La tensione tra diversità e integrazione si è qui consumata con la speranza che la modernità diventasse la soluzione dei problemi. Il risultato è che i ragazzi Inuit vedono in media la tv per un numero di ore superiore rispetto ai loro coetanei del resto del Canada e patatine fritte e coca-cola hanno velocemente sostituito quei cibi che erano maggiormente calibrati rispetto al clima e alla disponibilità locali.

La questione cruciale è quindi come territori, popolazione e regioni remote possano affacciarsi alla modernità e come essa si coniughi rispetto alle tradizioni locali. Infatti, proprio per questa forse irrisolta contraddizione, il Padiglione del Canada ha ricevuto una menzione dalla giuria della Biennale, appunto per “lo studio approfondito su come la modernità riesca ad adattarsi in condizioni climatiche uniche e alle esigenze di una minoranza culturale”.

Arctic Adaptations
Modello territoriale animato che mostra progetti per il turismo, Arctic Adaptations; 2014. Photo Latreille Delage Photography
La mostra inoltre presenta anche un numero di progetti realizzati per questa regione da parte di gruppi di studenti di scuole di architettura di diverse Università canadesi, guidati da studi professionali che avevano già un’esperienza maturata nella zona dell’Artico e che hanno lavorato insieme con rappresentanti delle comunità locali. Questo connubio ha creato delle forti e positive dinamiche all’interno dei gruppi di lavoro con reciproche e molteplici influenze. Inoltre, la comunità locale era altamente motivata dal fatto che questo lavoro sarebbe approdato a Venezia alla Biennale, dando quindi una visibilità internazionale al loro lavoro ma soprattutto alla loro regione. I progetti propongono una visione futura per la regione di Nunavut, dove lo sforzo è quello d’interpretare in maniera più critica e contestuale il carattere di questi luoghi per creare architetture maggiormente legate al luogo.

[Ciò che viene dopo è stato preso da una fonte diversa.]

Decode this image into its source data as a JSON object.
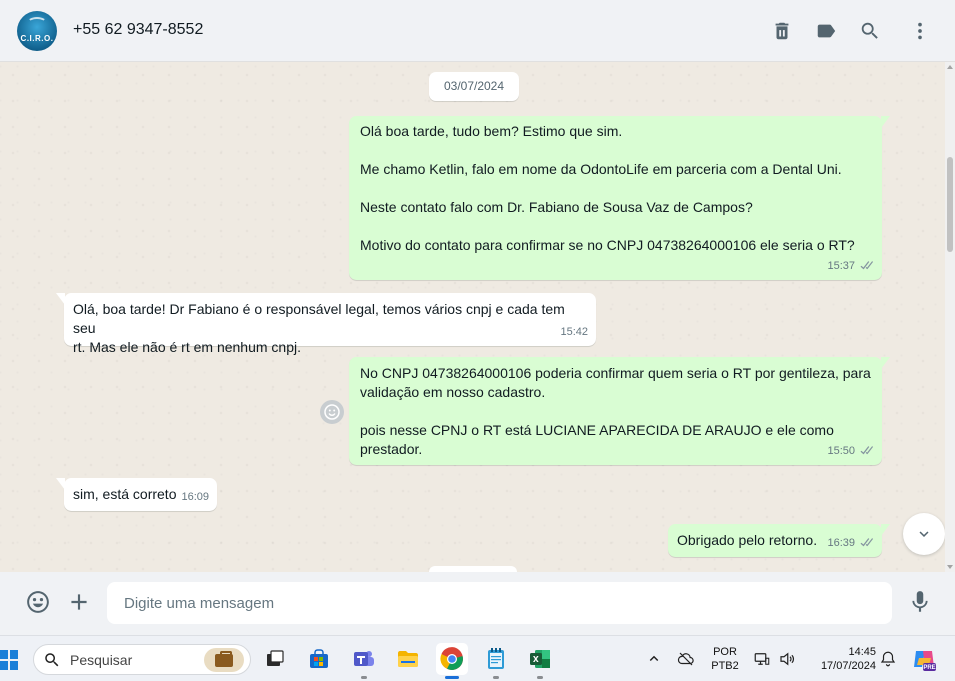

I progetti fanno da controparte rispetto alla pregnanza dell’obiettivo principale della mostra che è quello di raccontare un territorio sconosciuto, remoto ed affascinante. Non essendoci mai stato personalmente, ma sicuramente interessato a intraprendere nel futuro un viaggio nella regione artica, ho per ora semplicemente e banalmente usato lo strumento di Streetview di Google Maps per fare una passeggiata virtuale in quei luoghi. Quello che ho visto è di sicuro interesse. Lo consiglio a tutti.